State Rep. Thomas Albert’s plan to warn pregnant and breastfeeding women about the harmful effects marijuana use can have on babies has been signed into law.

The new law requires warning labels to be placed on recreational and medical marijuana products sold in Michigan. The labels will read: “Warning: Use by pregnant or breastfeeding women, or by women planning to become pregnant, may result in fetal injury, preterm birth, low birth weight, or developmental problems for the child.”

Albert, of Lowell, spearheaded the plan because he wanted to make sure marijuana users had access to accurate information if they are pregnant or looking to become pregnant.

“As marijuana has become more readily available, the industry has successfully changed people’s perceptions of the drug. Many people believe it’s perfectly safe – and that’s just not true,” Albert said. “These labels will better inform parents of risks they may not have previously considered and serve as an added safety measure to protect vulnerable children.”

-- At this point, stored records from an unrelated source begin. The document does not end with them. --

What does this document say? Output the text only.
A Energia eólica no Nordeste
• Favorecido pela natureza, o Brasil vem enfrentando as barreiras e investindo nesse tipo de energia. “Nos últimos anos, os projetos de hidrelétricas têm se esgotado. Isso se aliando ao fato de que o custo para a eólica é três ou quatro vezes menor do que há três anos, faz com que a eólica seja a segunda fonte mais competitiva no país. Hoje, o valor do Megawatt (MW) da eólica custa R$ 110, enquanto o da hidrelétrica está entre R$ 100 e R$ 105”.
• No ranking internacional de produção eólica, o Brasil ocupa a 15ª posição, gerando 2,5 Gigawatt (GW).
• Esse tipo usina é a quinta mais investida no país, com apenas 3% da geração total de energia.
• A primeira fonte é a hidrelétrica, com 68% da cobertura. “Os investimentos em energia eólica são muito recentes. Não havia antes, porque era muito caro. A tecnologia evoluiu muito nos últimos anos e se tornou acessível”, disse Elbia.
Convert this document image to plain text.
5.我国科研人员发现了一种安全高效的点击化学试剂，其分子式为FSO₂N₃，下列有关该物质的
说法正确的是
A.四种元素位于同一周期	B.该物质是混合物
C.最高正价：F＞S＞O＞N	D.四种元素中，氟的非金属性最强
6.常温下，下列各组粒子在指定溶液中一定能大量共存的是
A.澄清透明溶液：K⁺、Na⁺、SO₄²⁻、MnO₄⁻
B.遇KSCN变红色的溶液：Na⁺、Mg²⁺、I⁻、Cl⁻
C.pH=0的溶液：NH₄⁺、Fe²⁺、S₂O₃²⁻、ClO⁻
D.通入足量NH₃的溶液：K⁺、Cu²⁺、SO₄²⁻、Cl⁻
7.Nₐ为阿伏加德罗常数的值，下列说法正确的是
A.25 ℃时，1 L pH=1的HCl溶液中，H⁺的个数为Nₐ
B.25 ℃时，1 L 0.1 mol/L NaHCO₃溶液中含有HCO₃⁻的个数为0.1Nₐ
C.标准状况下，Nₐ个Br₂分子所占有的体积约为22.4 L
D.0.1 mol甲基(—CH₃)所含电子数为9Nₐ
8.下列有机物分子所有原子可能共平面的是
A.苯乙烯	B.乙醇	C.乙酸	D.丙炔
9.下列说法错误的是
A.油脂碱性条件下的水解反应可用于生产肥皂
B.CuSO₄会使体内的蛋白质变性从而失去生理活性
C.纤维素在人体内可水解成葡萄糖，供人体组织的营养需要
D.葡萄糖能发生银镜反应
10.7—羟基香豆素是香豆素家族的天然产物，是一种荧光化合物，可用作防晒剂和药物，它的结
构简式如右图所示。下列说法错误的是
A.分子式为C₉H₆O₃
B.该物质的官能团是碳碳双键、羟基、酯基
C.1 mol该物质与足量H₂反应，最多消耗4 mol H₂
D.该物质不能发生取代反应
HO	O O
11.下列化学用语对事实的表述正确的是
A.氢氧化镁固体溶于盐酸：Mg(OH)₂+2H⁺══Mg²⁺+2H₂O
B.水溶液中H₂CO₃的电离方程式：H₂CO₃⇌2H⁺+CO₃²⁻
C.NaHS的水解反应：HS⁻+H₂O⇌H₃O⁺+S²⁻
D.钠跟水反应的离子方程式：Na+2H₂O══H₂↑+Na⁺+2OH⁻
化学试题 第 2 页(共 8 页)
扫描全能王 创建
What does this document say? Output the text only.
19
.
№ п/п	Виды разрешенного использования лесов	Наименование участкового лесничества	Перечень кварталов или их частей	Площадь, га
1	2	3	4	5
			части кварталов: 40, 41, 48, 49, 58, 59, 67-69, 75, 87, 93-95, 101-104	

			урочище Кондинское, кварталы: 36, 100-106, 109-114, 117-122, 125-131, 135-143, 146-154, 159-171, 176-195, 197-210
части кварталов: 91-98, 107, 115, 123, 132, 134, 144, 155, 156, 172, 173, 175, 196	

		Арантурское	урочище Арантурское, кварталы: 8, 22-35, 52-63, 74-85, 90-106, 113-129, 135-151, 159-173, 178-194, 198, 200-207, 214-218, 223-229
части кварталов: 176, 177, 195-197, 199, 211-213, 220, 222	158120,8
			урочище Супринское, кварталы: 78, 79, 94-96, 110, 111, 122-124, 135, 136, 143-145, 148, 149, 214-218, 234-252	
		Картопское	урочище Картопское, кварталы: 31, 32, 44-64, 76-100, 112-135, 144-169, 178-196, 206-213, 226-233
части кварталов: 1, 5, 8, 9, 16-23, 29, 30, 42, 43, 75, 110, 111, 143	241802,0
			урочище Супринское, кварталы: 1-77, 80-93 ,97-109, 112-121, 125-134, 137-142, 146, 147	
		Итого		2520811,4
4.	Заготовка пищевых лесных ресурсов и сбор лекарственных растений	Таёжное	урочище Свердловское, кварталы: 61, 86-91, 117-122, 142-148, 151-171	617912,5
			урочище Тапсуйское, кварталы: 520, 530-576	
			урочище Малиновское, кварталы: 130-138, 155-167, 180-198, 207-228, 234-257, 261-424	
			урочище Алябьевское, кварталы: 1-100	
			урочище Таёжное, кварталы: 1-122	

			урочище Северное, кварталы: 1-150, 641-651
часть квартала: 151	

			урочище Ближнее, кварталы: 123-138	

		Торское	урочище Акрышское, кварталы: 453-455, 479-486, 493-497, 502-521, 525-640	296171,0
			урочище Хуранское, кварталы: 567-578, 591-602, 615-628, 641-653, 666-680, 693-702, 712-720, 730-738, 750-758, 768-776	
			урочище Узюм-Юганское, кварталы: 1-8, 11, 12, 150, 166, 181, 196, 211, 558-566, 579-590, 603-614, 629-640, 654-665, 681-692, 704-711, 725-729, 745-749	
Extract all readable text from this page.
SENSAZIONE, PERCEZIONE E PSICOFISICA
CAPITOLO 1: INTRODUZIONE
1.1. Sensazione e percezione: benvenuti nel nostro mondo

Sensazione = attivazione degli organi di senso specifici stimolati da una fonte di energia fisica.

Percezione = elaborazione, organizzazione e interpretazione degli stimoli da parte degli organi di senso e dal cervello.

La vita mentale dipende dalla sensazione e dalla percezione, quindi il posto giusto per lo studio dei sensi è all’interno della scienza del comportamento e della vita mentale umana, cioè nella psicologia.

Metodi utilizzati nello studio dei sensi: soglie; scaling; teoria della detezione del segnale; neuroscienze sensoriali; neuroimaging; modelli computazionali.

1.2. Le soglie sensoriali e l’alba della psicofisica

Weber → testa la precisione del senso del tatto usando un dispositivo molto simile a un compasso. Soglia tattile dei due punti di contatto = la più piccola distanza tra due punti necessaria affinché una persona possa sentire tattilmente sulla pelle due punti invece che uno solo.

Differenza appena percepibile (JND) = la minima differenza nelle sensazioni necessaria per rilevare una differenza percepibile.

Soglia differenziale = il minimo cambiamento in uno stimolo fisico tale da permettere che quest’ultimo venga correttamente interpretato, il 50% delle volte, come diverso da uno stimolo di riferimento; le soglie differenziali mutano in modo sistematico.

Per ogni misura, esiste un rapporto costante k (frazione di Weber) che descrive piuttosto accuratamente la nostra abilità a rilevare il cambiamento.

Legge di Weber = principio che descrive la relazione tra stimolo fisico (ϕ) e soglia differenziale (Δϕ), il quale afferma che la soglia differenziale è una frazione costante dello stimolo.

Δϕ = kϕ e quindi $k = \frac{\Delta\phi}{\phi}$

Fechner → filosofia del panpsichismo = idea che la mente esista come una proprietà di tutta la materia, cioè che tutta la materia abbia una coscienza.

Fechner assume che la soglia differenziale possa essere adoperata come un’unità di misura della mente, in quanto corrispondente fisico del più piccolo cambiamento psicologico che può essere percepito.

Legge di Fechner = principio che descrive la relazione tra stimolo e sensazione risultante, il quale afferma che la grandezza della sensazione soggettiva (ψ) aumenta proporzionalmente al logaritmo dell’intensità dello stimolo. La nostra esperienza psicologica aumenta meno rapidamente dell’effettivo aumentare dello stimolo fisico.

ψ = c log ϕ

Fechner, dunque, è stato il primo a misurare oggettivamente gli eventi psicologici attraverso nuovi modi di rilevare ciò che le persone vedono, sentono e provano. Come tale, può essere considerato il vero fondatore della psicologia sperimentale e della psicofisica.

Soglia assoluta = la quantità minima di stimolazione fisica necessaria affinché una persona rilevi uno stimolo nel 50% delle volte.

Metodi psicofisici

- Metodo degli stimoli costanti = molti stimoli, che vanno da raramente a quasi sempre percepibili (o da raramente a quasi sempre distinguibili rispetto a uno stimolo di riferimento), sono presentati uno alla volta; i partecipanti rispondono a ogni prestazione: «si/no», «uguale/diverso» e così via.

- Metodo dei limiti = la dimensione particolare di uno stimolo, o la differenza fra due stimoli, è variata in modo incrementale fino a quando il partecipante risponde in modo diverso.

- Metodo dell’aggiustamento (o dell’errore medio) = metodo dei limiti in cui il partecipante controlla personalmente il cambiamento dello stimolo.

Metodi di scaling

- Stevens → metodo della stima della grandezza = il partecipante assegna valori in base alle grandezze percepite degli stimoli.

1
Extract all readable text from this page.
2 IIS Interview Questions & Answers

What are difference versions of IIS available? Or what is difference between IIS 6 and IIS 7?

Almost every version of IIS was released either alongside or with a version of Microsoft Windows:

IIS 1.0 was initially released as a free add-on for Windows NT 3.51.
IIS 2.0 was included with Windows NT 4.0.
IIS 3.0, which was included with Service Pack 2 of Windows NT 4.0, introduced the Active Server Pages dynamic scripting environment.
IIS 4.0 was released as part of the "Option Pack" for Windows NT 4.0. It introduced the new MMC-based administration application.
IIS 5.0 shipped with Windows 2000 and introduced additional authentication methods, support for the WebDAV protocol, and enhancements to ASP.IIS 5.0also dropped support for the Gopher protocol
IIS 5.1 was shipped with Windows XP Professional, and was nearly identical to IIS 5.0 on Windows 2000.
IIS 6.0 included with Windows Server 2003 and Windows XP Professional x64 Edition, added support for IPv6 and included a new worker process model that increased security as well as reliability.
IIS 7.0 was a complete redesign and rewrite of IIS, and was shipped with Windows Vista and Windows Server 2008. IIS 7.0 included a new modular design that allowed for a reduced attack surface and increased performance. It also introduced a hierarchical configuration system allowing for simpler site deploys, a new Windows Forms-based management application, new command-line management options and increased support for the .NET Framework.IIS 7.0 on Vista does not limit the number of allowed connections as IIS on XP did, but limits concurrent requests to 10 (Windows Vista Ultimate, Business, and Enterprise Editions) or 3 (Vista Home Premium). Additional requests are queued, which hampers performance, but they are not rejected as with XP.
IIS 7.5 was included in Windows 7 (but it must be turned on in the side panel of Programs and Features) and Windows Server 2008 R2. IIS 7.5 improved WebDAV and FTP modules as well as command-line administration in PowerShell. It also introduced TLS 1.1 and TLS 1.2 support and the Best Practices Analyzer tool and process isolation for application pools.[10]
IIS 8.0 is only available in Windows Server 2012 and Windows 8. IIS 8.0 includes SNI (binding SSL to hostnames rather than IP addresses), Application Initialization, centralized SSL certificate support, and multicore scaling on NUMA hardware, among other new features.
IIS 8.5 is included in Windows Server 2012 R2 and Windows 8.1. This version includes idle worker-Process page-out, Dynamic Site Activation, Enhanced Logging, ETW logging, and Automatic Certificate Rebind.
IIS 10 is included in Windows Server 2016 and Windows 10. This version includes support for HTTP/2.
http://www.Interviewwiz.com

Both the U.S. Centers for Disease Control and American College of Obstetricians and Gynecologists advise against marijuana use during pregnancy and while breastfeeding. Preliminary research indicates marijuana can reach babies in the womb and may result in low birth weight and harm brain development.

According to the American College of Obstetricians and Gynecologists, marijuana is the most common illicit drug used during pregnancies across the country. Recent studies suggest that roughly half of regular female marijuana users continue to use during pregnancy. Some studies even found marijuana dispensaries recommending marijuana to pregnant women for morning sickness.

Albert’s plan also requires marijuana retailers to make a pamphlet available to customers that includes information about marijuana use by minors and the poison control hotline number.

“Marijuana now comes in many forms that are attractive to children,” Albert said. “This information is critical to have on hand if a child accidentally eats candy or brownies that contain marijuana.”